Stromversorgung auf der Reise

 

  

Auf einer Reise möchte man Bilder mit der Digitalkamera machen, mit dem GPS arbeiten und mit dem Handy telefonieren und im Netz surfen.

 

Aber wo bekomme ich den Strom her?

 

Mittlerweile bieten Motorradhersteller schon oft eine serienmäßig verbaute Bordsteckdose an. Allerdings ist diese oft zu klein wie z. B. bei BMW und KTM, so daß man einen Adapter braucht, der dann weit herausragt. Auch kann man sich nachträglich eine Bordsteckdose einbauen, um den begehrten Saft auf die Geräte zu bekommen.

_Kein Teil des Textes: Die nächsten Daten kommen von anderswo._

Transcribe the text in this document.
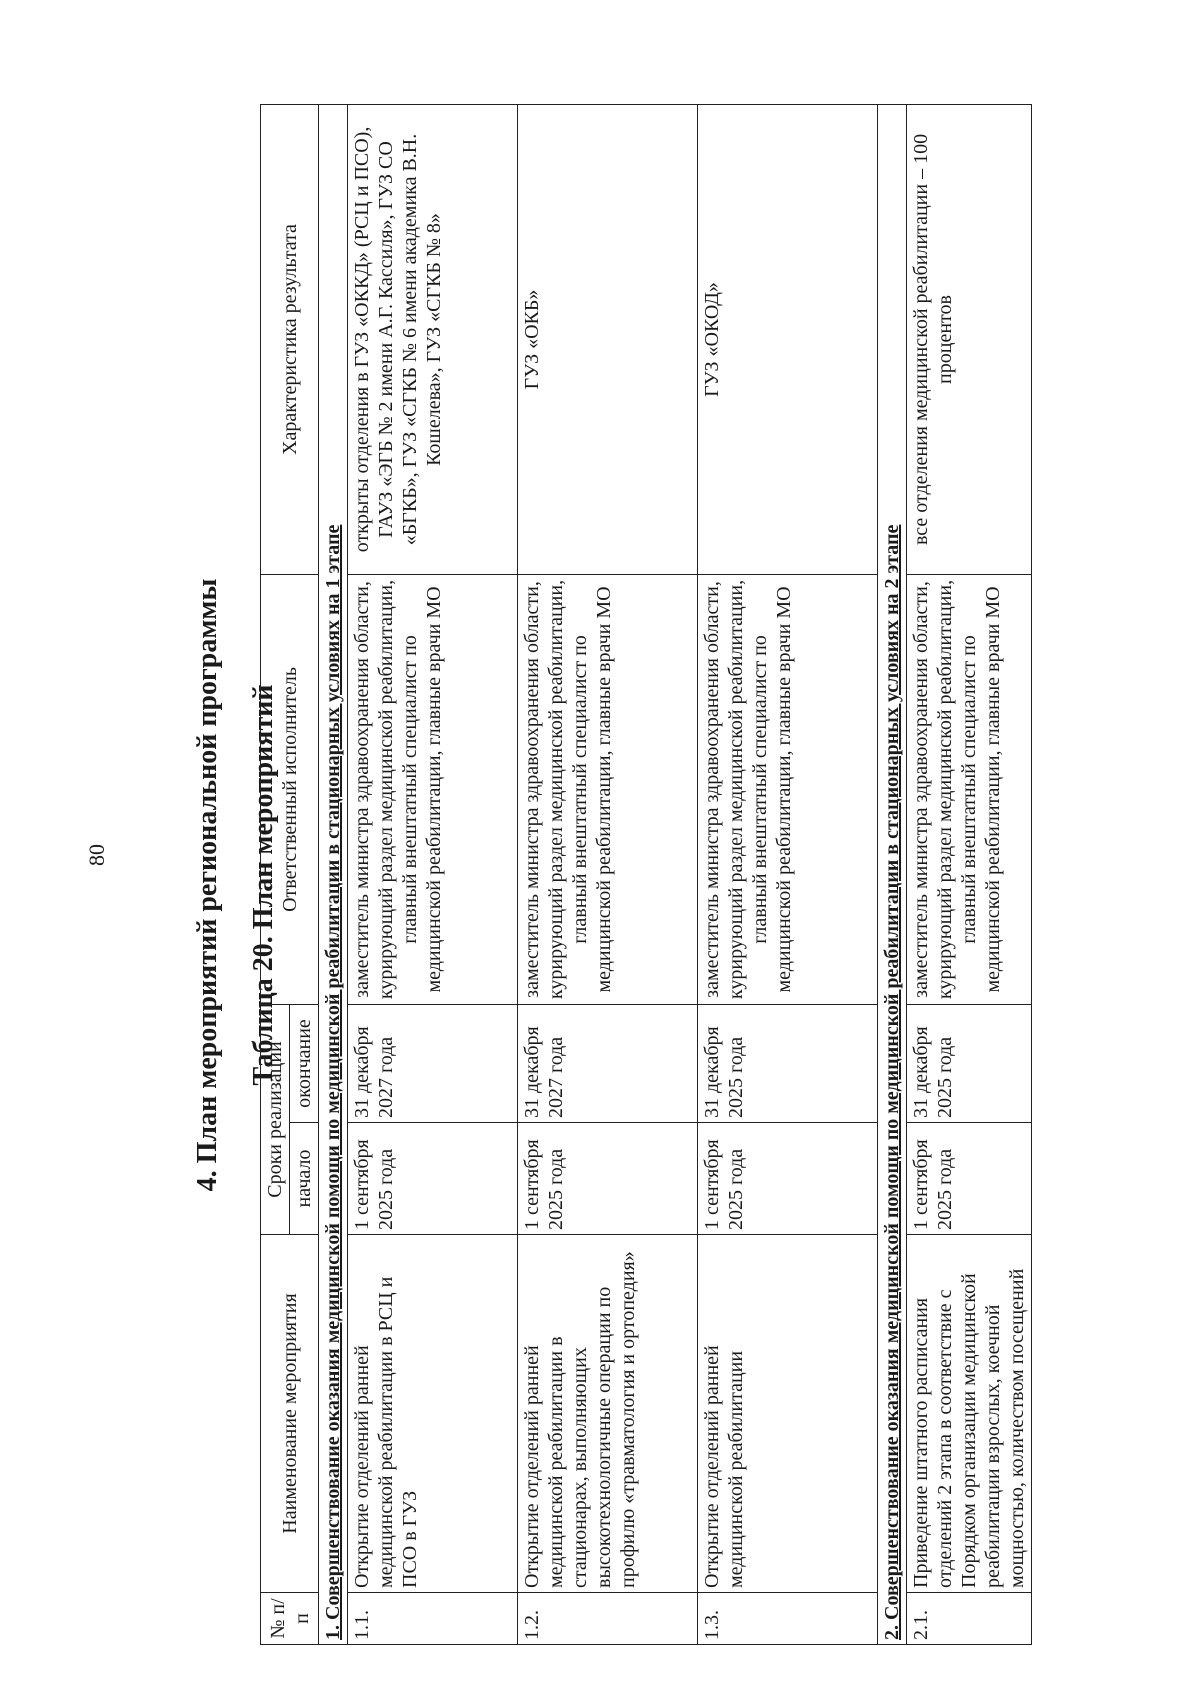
80	4. План мероприятий региональной программы Таблица 20. План мероприятий
№ п/п	Наименование мероприятия	Сроки реализации		Ответственный исполнитель	Характеристика результата
		начало	окончание		
1. Совершенствование оказания медицинской помощи по медицинской реабилитации в стационарных условиях на 1 этапе					
1.1.	Открытие отделений ранней медицинской реабилитации в РСЦ и ПСО в ГУЗ	1 сентября 2025 года	31 декабря 2027 года	заместитель министра здравоохранения области, курирующий раздел медицинской реабилитации, главный внештатный специалист по медицинской реабилитации, главные врачи МО	открыты отделения в ГУЗ «ОККД» (РСЦ и ПСО), ГАУЗ «ЭГБ № 2 имени А.Г. Кассиля», ГУЗ СО «БГКБ», ГУЗ «СГКБ № 6 имени академика В.Н. Кошелева», ГУЗ «СГКБ № 8»
1.2.	Открытие отделений ранней медицинской реабилитации в стационарах, выполняющих высокотехнологичные операции по профилю «травматология и ортопедия»	1 сентября 2025 года	31 декабря 2027 года	заместитель министра здравоохранения области, курирующий раздел медицинской реабилитации, главный внештатный специалист по медицинской реабилитации, главные врачи МО	ГУЗ «ОКБ»
1.3.	Открытие отделений ранней медицинской реабилитации	1 сентября 2025 года	31 декабря 2025 года	заместитель министра здравоохранения области, курирующий раздел медицинской реабилитации, главный внештатный специалист по медицинской реабилитации, главные врачи МО	ГУЗ «ОКОД»
2. Совершенствование оказания медицинской помощи по медицинской реабилитации в стационарных условиях на 2 этапе					
2.1.	Приведение штатного расписания отделений 2 этапа в соответствие с Порядком организации медицинской реабилитации взрослых, коечной мощностью, количеством посещений	1 сентября 2025 года	31 декабря 2025 года	заместитель министра здравоохранения области, курирующий раздел медицинской реабилитации, главный внештатный специалист по медицинской реабилитации, главные врачи МО	все отделения медицинской реабилитации – 100 процентов
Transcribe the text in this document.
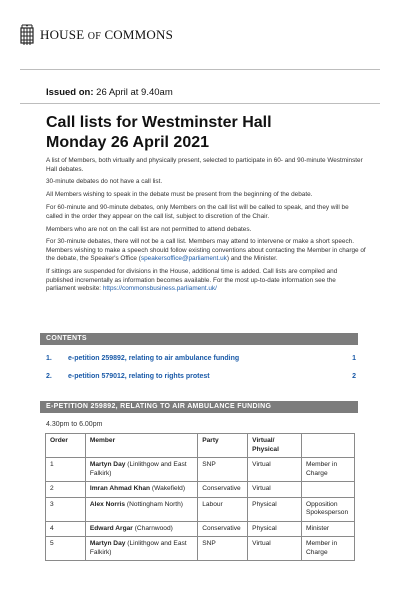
HOUSE OF COMMONS
Issued on: 26 April at 9.40am
Call lists for Westminster Hall
Monday 26 April 2021

A list of Members, both virtually and physically present, selected to participate in 60- and 90-minute Westminster Hall debates.

30-minute debates do not have a call list.

All Members wishing to speak in the debate must be present from the beginning of the debate.

For 60-minute and 90-minute debates, only Members on the call list will be called to speak, and they will be called in the order they appear on the call list, subject to discretion of the Chair.

Members who are not on the call list are not permitted to attend debates.

For 30-minute debates, there will not be a call list. Members may attend to intervene or make a short speech. Members wishing to make a speech should follow existing conventions about contacting the Member in charge of the debate, the Speaker's Office (speakersoffice@parliament.uk) and the Minister.

If sittings are suspended for divisions in the House, additional time is added. Call lists are compiled and published incrementally as information becomes available. For the most up-to-date information see the parliament website: https://commonsbusiness.parliament.uk/

CONTENTS
1. e-petition 259892, relating to air ambulance funding	1
2. e-petition 579012, relating to rights protest	2
E-PETITION 259892, RELATING TO AIR AMBULANCE FUNDING
4.30pm to 6.00pm
Order	Member	Party	Virtual/ Physical	
1	Martyn Day (Linlithgow and East Falkirk)	SNP	Virtual	Member in Charge
2	Imran Ahmad Khan (Wakefield)	Conservative	Virtual	
3	Alex Norris (Nottingham North)	Labour	Physical	Opposition Spokesperson
4	Edward Argar (Charnwood)	Conservative	Physical	Minister
5	Martyn Day (Linlithgow and East Falkirk)	SNP	Virtual	Member in Charge
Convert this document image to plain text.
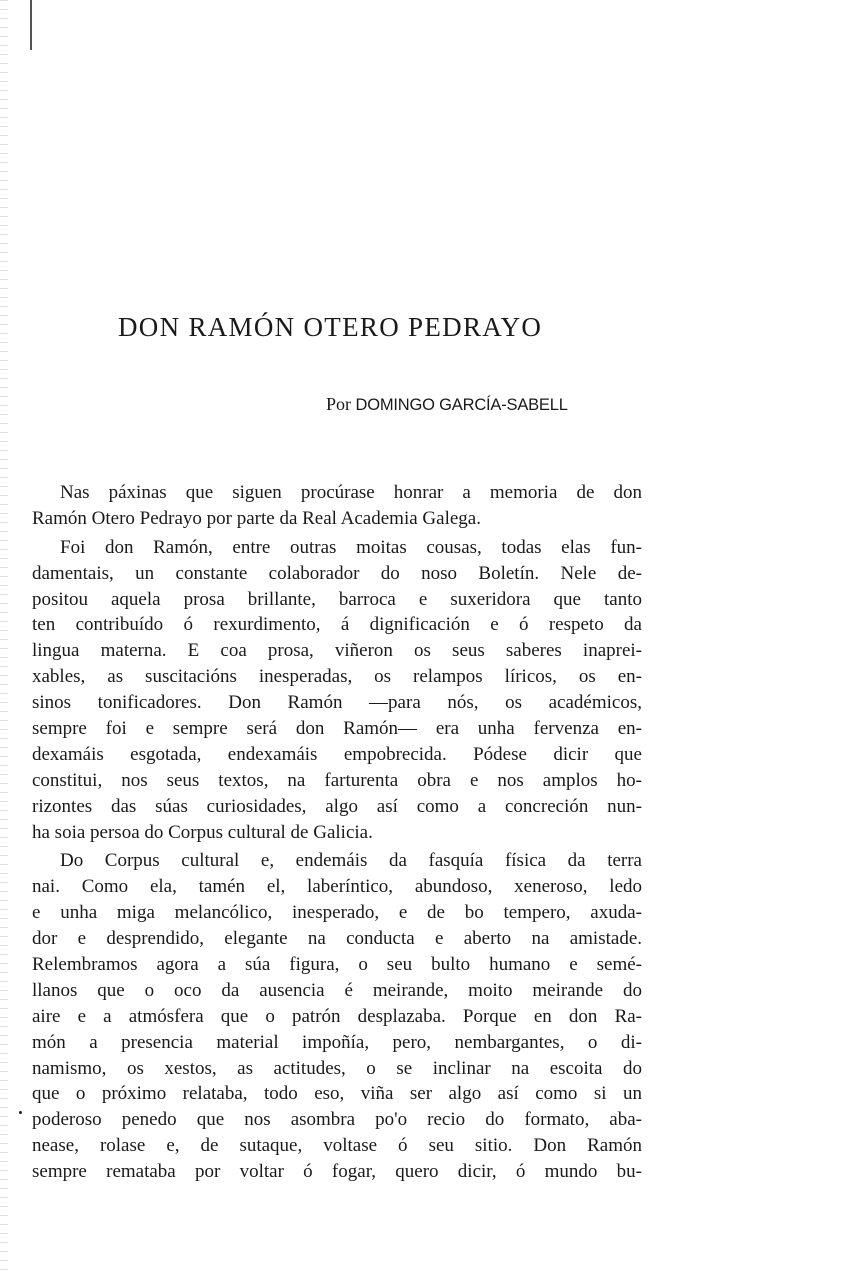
DON RAMÓN OTERO PEDRAYO
Por DOMINGO GARCÍA-SABELL
Nas páxinas que siguen procúrase honrar a memoria de don
Ramón Otero Pedrayo por parte da Real Academia Galega.
Foi don Ramón, entre outras moitas cousas, todas elas fun-
damentais, un constante colaborador do noso Boletín. Nele de-
positou aquela prosa brillante, barroca e suxeridora que tanto
ten contribuído ó rexurdimento, á dignificación e ó respeto da
lingua materna. E coa prosa, viñeron os seus saberes inaprei-
xables, as suscitacións inesperadas, os relampos líricos, os en-
sinos tonificadores. Don Ramón —para nós, os académicos,
sempre foi e sempre será don Ramón— era unha fervenza en-
dexamáis esgotada, endexamáis empobrecida. Pódese dicir que
constitui, nos seus textos, na farturenta obra e nos amplos ho-
rizontes das súas curiosidades, algo así como a concreción nun-
ha soia persoa do Corpus cultural de Galicia.
Do Corpus cultural e, endemáis da fasquía física da terra
nai. Como ela, tamén el, laberíntico, abundoso, xeneroso, ledo
e unha miga melancólico, inesperado, e de bo tempero, axuda-
dor e desprendido, elegante na conducta e aberto na amistade.
Relembramos agora a súa figura, o seu bulto humano e semé-
llanos que o oco da ausencia é meirande, moito meirande do
aire e a atmósfera que o patrón desplazaba. Porque en don Ra-
món a presencia material impoñía, pero, nembargantes, o di-
namismo, os xestos, as actitudes, o se inclinar na escoita do
que o próximo relataba, todo eso, viña ser algo así como si un
poderoso penedo que nos asombra po'o recio do formato, aba-
nease, rolase e, de sutaque, voltase ó seu sitio. Don Ramón
sempre remataba por voltar ó fogar, quero dicir, ó mundo bu-
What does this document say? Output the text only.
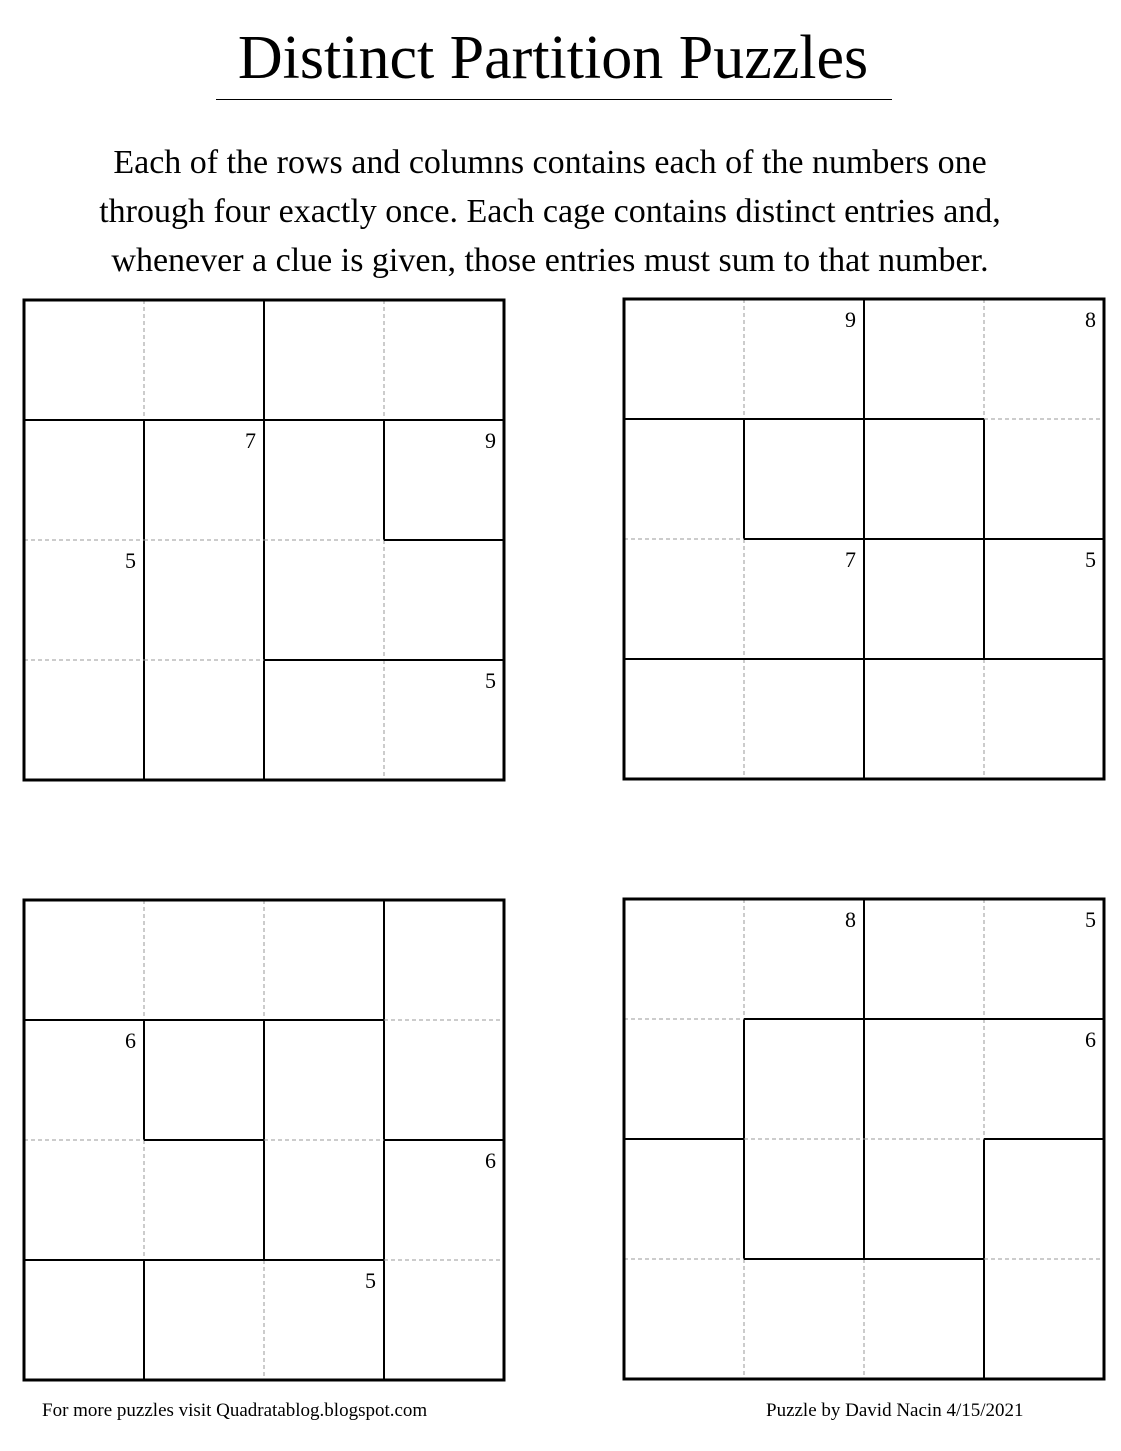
Distinct Partition Puzzles
Each of the rows and columns contains each of the numbers one
through four exactly once. Each cage contains distinct entries and,
whenever a clue is given, those entries must sum to that number.
7	9
5
5
9	8
7	5
6
6
5
8	5
6
For more puzzles visit Quadratablog.blogspot.com	Puzzle by David Nacin 4/15/2021
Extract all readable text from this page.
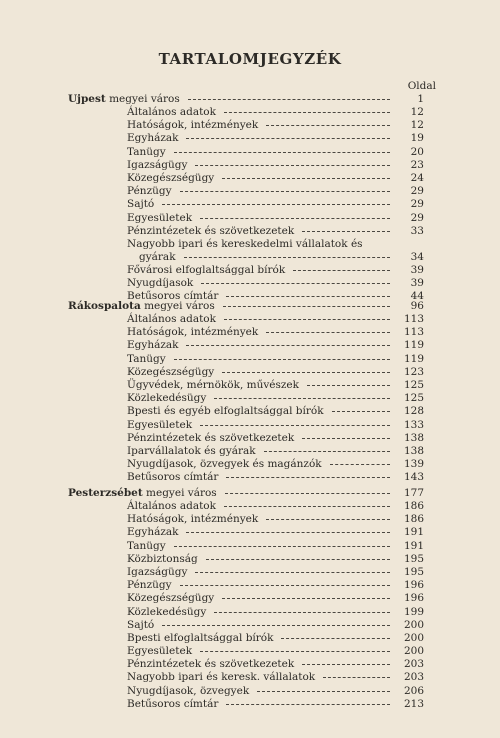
TARTALOMJEGYZÉK
Oldal
Ujpest megyei város	1
Általános adatok	12
Hatóságok, intézmények	12
Egyházak	19
Tanügy	20
Igazságügy	23
Közegészségügy	24
Pénzügy	29
Sajtó	29
Egyesületek	29
Pénzintézetek és szövetkezetek	33
Nagyobb ipari és kereskedelmi vállalatok és
gyárak	34
Fővárosi elfoglaltsággal bírók	39
Nyugdíjasok	39
Betűsoros címtár	44
Rákospalota megyei város	96
Általános adatok	113
Hatóságok, intézmények	113
Egyházak	119
Tanügy	119
Közegészségügy	123
Ügyvédek, mérnökök, művészek	125
Közlekedésügy	125
Bpesti és egyéb elfoglaltsággal bírók	128
Egyesületek	133
Pénzintézetek és szövetkezetek	138
Iparvállalatok és gyárak	138
Nyugdíjasok, özvegyek és magánzók	139
Betűsoros címtár	143
Pesterzsébet megyei város	177
Általános adatok	186
Hatóságok, intézmények	186
Egyházak	191
Tanügy	191
Közbiztonság	195
Igazságügy	195
Pénzügy	196
Közegészségügy	196
Közlekedésügy	199
Sajtó	200
Bpesti elfoglaltsággal bírók	200
Egyesületek	200
Pénzintézetek és szövetkezetek	203
Nagyobb ipari és keresk. vállalatok	203
Nyugdíjasok, özvegyek	206
Betűsoros címtár	213
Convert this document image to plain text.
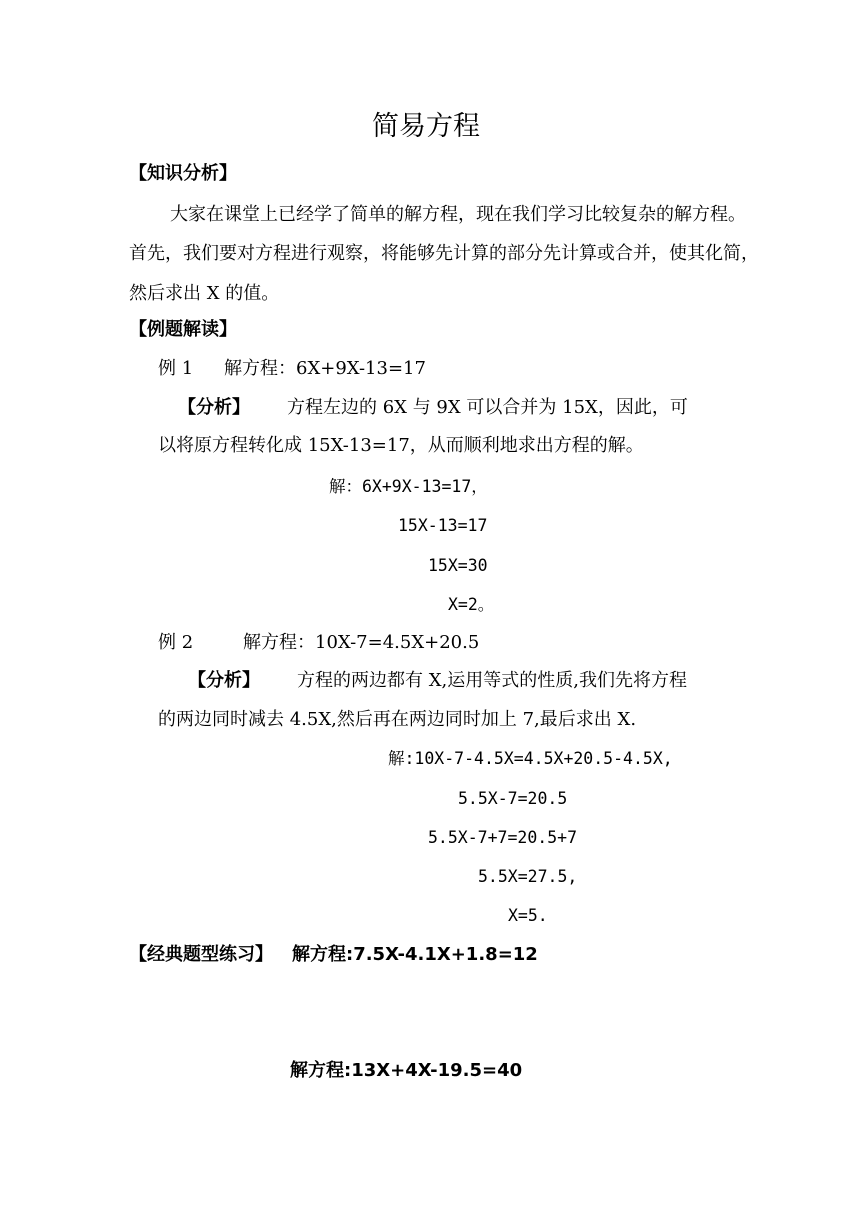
简易方程
【知识分析】
大家在课堂上已经学了简单的解方程，现在我们学习比较复杂的解方程。
首先，我们要对方程进行观察，将能够先计算的部分先计算或合并，使其化简，
然后求出 X 的值。
【例题解读】
例 1 解方程：6X+9X-13=17
【分析】 方程左边的 6X 与 9X 可以合并为 15X，因此，可
以将原方程转化成 15X-13=17，从而顺利地求出方程的解。
解：6X+9X-13=17，
15X-13=17
15X=30
X=2。
例 2	解方程：10X-7=4.5X+20.5
【分析】 方程的两边都有 X,运用等式的性质,我们先将方程
的两边同时减去 4.5X,然后再在两边同时加上 7,最后求出 X.
解:10X-7-4.5X=4.5X+20.5-4.5X,
5.5X-7=20.5
5.5X-7+7=20.5+7
5.5X=27.5,
X=5.
【经典题型练习】 解方程:7.5X-4.1X+1.8=12
解方程:13X+4X-19.5=40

 Hier allerdings sehe ich ein Problem!

Oft kommt es vor, daß eine Enduro am Straßenrand steht, da die bereits mehrere Jahre alte Batterie beim Mehrverbrauch verschiedenster Geräte nicht mehr nachkommt. Und dem Bock geht der Saft aus.

Auch passiert es, daß man ein Gerät bei ausgeschalteter Zündung weiter geladen wird und man es einfach vergisst, den Ladezyklus zu beenden. Dann ist die Batterie so leergelutscht, daß der Motor nicht mehr anspringt. So geschehen auf der Reise Schweden 2012.

 

Ja, manchmal wünsche ich mir auch eine Bordsteckdose, konnte mich aber bisher nicht dazu durchringen, aus oben genannten Gründen. Meine Tenere hat sogar im Kabelbaum eine Vorbereitung!

 Die Alternative: Ich nehme ausreichend Reservebatterien bzw. Akkus mit.

Viele Digitalkameras und GPS/Navigationsgeräte haben da ihre speziellen Akkus, die oft nur an dieses eine Gerät passen. Falls man in einer Hütte oder Vandrarhem übernachtet, braucht man ein Ladegerät und der Akku wird über Nacht geladen. Blöd nur, wenn man für Handy, Kamera und GPS dann drei verschieden Ladegeräte mitnehmen muß. Und wenn man tagelang nicht dort übernachtet, ist es dann irgendwann im wahrsten Sinne des Wortes aus.

Neu kaufen? Diese Akkus sind sehr teuer und man bekommt sie nur in Fachgeschäften.

 

Ich habe da ein etwas simples, aber effektives System. Allerdings mit einigen Nachteilen, die für mich zu verschmerzen sind.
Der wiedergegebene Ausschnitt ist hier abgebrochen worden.